The digital euro has become a matter of economic sovereignty, not just payments innovation, according to Piero Cipollone, who warned that Europe risks losing control over a critical part of its financial infrastructure if it fails to act quickly.
Speaking in Nicosia on 6 February, the European Central Bank Executive Board member argued that Europe’s growing dependence on non-European payment providers has created strategic vulnerabilities at a time of heightened geopolitical uncertainty. As cash usage declines and digital payments dominate, Cipollone said central bank money must evolve to remain relevant in daily economic life.
The speech came as Cyprus holds the rotating presidency of the Council of the EU, under the theme “autonomy through security and competitiveness”. Cipollone framed the digital euro as a practical response to that agenda, stressing that autonomy does not mean protectionism, but ensuring Europe retains the capacity to innovate and compete using its own infrastructure.
Digital economy, analogue public money
Cipollone pointed to a widening gap in the euro area’s monetary system. While online shopping and digital payments have expanded rapidly, central bank money for retail use still exists almost exclusively as physical cash. Across the euro area, more than one-third of retail transactions now take place online, where cash cannot be used at all.
In Cyprus, the shift has been particularly stark. According to ECB data cited in the speech, e-commerce payments rose from around 1 percent of transactions in 2019 to roughly 26 percent in 2024. At the same time, card payments accounted for nearly three-quarters of all cashless transactions in the country in the first half of 2025.
Yet there are no domestic or European card schemes operating in Cyprus. Like many euro area countries, it relies entirely on international providers. Cipollone described this as increasingly problematic, noting that almost two-thirds of card-based transactions across the euro area are processed by non-European companies.
Payment systems, he said, have effectively become part of Europe’s critical infrastructure, comparable to energy or telecommunications. Any disruption, even temporary, would have immediate economic and social consequences.
What the digital euro is meant to deliver
Against this backdrop, the digital euro is designed as a digital complement to cash, not a replacement. Cipollone stressed that the ECB will continue issuing banknotes and is already preparing a third series of euro notes, but said physical cash alone cannot meet the needs of a digital economy.

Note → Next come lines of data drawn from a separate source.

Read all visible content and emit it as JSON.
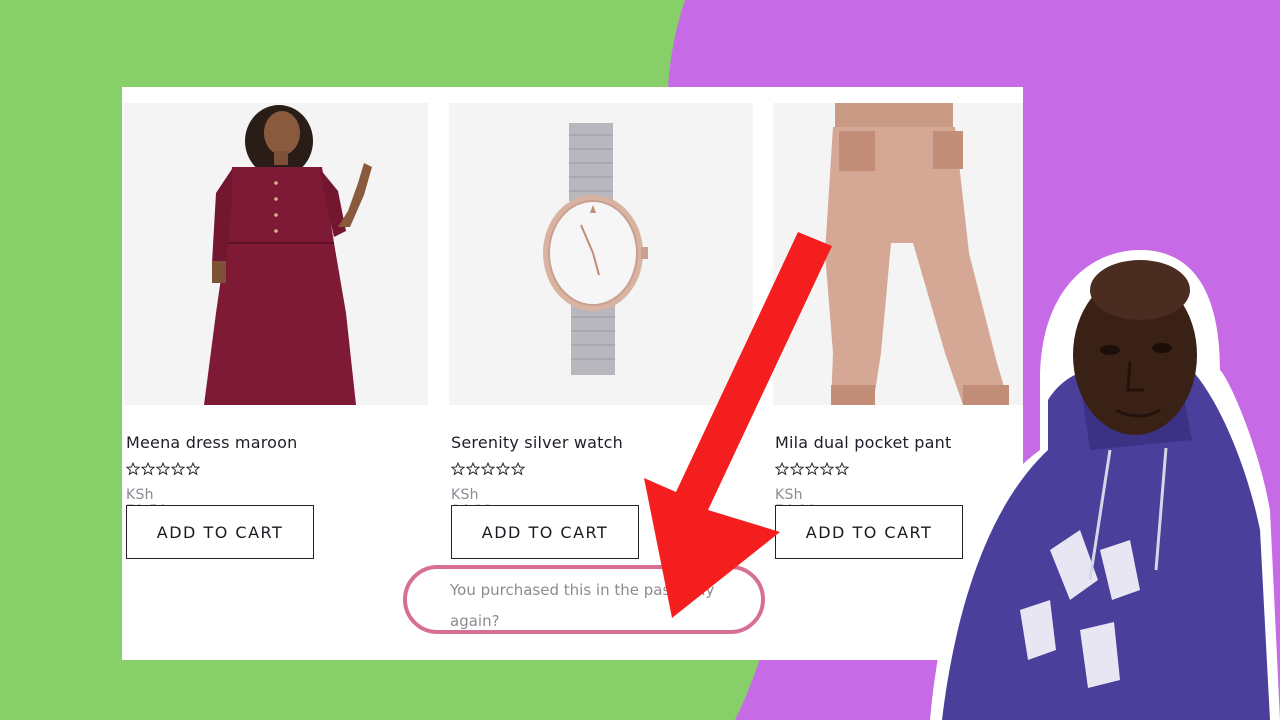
{
  "background": {
    "left_color": "#86cf69",
    "right_color": "#c66ae6"
  },
  "products": [
    {
      "title": "Meena dress maroon",
      "price": "KSh 72.50",
      "button": "ADD TO CART",
      "image": "maroon-dress-photo"
    },
    {
      "title": "Serenity silver watch",
      "price": "KSh 84.99",
      "button": "ADD TO CART",
      "image": "silver-watch-photo"
    },
    {
      "title": "Mila dual pocket pant",
      "price": "KSh 74.99",
      "button": "ADD TO CART",
      "image": "pink-pants-photo"
    }
  ],
  "notice": {
    "text": "You purchased this in the past. Buy again?"
  },
  "colors": {
    "arrow": "#f41e1e",
    "highlight": "#d76e96",
    "hoodie": "#4a3f9b"
  }
}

As outlined in the speech, the digital euro would be universally accepted across the euro area, free for basic use, and usable both online and offline. Offline payments are central to the ECB’s privacy narrative, allowing transactions where personal details are known only to the payer and the payee, with a level of privacy comparable to cash.

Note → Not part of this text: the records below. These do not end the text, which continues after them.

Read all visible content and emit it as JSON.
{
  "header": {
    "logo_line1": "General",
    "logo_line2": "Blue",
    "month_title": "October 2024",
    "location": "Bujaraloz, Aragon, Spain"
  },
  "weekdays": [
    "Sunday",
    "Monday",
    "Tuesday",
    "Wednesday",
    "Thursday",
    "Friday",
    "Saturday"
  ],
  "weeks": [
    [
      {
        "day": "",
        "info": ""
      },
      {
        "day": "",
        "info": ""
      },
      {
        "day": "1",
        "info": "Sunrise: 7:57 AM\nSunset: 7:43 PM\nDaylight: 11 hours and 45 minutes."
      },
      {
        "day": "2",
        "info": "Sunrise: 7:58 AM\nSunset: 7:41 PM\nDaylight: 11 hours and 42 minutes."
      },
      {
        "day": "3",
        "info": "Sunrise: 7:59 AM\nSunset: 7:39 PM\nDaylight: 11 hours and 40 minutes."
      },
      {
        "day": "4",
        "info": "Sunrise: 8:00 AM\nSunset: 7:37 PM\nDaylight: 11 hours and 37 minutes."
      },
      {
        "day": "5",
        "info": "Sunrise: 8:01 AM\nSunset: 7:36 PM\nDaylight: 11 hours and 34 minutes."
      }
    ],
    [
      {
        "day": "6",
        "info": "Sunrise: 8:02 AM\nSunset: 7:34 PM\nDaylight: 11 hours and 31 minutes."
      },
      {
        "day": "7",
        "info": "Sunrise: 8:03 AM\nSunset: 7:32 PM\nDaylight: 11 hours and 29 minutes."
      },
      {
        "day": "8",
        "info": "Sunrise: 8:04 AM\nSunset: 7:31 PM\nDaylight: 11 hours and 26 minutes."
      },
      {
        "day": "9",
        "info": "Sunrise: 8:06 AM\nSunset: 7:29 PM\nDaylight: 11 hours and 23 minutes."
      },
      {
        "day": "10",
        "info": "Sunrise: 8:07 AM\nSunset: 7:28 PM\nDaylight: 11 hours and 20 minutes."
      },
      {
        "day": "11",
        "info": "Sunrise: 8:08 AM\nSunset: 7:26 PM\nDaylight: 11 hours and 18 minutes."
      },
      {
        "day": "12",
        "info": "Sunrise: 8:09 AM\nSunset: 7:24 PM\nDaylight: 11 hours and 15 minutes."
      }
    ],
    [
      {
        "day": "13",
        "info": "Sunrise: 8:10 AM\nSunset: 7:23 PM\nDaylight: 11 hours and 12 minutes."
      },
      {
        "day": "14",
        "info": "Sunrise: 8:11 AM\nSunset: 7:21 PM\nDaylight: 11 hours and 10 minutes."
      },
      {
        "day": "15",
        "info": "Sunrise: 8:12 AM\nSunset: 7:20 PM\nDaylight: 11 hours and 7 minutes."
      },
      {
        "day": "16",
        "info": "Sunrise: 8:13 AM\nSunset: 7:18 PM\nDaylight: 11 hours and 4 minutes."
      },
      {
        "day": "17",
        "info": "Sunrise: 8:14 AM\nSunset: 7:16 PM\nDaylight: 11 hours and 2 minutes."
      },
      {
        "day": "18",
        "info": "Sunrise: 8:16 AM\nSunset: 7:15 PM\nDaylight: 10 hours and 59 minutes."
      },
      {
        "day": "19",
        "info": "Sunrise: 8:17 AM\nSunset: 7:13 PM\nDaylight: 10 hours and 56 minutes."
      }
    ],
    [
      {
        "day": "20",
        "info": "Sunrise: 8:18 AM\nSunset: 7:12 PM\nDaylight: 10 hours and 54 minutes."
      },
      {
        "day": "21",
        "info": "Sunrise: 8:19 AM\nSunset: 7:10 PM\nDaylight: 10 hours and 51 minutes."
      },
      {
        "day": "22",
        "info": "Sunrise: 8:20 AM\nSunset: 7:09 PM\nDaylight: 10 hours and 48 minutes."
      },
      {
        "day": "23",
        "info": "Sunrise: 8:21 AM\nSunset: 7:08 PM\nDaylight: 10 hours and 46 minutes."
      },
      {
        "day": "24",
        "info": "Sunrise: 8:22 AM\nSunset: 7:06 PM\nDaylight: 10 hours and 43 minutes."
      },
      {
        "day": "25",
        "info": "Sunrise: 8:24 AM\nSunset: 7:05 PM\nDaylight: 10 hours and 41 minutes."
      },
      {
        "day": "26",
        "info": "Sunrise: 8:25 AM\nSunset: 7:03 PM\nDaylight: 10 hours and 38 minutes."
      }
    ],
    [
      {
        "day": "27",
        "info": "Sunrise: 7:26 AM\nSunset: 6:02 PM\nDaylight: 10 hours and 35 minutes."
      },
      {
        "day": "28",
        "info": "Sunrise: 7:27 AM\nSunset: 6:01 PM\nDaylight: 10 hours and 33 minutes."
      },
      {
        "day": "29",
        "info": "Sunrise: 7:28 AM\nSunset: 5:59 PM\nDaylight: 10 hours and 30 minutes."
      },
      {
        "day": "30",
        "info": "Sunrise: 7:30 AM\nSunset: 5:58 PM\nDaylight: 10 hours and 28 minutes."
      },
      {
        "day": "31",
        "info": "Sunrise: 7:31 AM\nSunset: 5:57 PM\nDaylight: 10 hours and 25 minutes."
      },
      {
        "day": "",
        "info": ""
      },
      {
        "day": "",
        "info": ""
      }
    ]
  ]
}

For consumers, the ECB argues this preserves freedom of choice, ensuring access to a public means of payment even as cash use declines. For merchants, particularly small businesses, the digital euro could reduce dependence on international card schemes and lower payment costs. Cipollone said small merchants could expect to pay roughly half of current digital payment fees.
Banks, meanwhile, are positioned as core intermediaries rather than losers. Digital euro holdings would not be remunerated and would be subject to limits, with recent ECB assessments indicating that everyday use would not threaten financial stability. The compensation model, Cipollone said, would allow banks to share in cost savings generated by the absence of scheme and settlement fees.
Legislation now the critical path
While technical preparations continue, Cipollone made clear that the ECB cannot move forward without political backing. The digital euro requires a solid legal framework, currently under negotiation by the Council of the EU and the European Parliament.
He welcomed the Council’s recent agreement on its negotiating position, which preserves legal tender status, mandatory acceptance, and both online and offline functionality. The European Parliament is expected to finalise its position in May.
Delays, Cipollone warned, would not be neutral. They would deepen Europe’s reliance on international card schemes, big tech payment platforms, and potentially stablecoins, at the expense of European control over payments.
In closing, he compared the digital euro to a public rail network, with common European rails enabling private providers to innovate and compete. For the ECB, the message was clear: if Europeans are to retain the freedom to pay with sovereign money, that freedom must now extend into the digital world.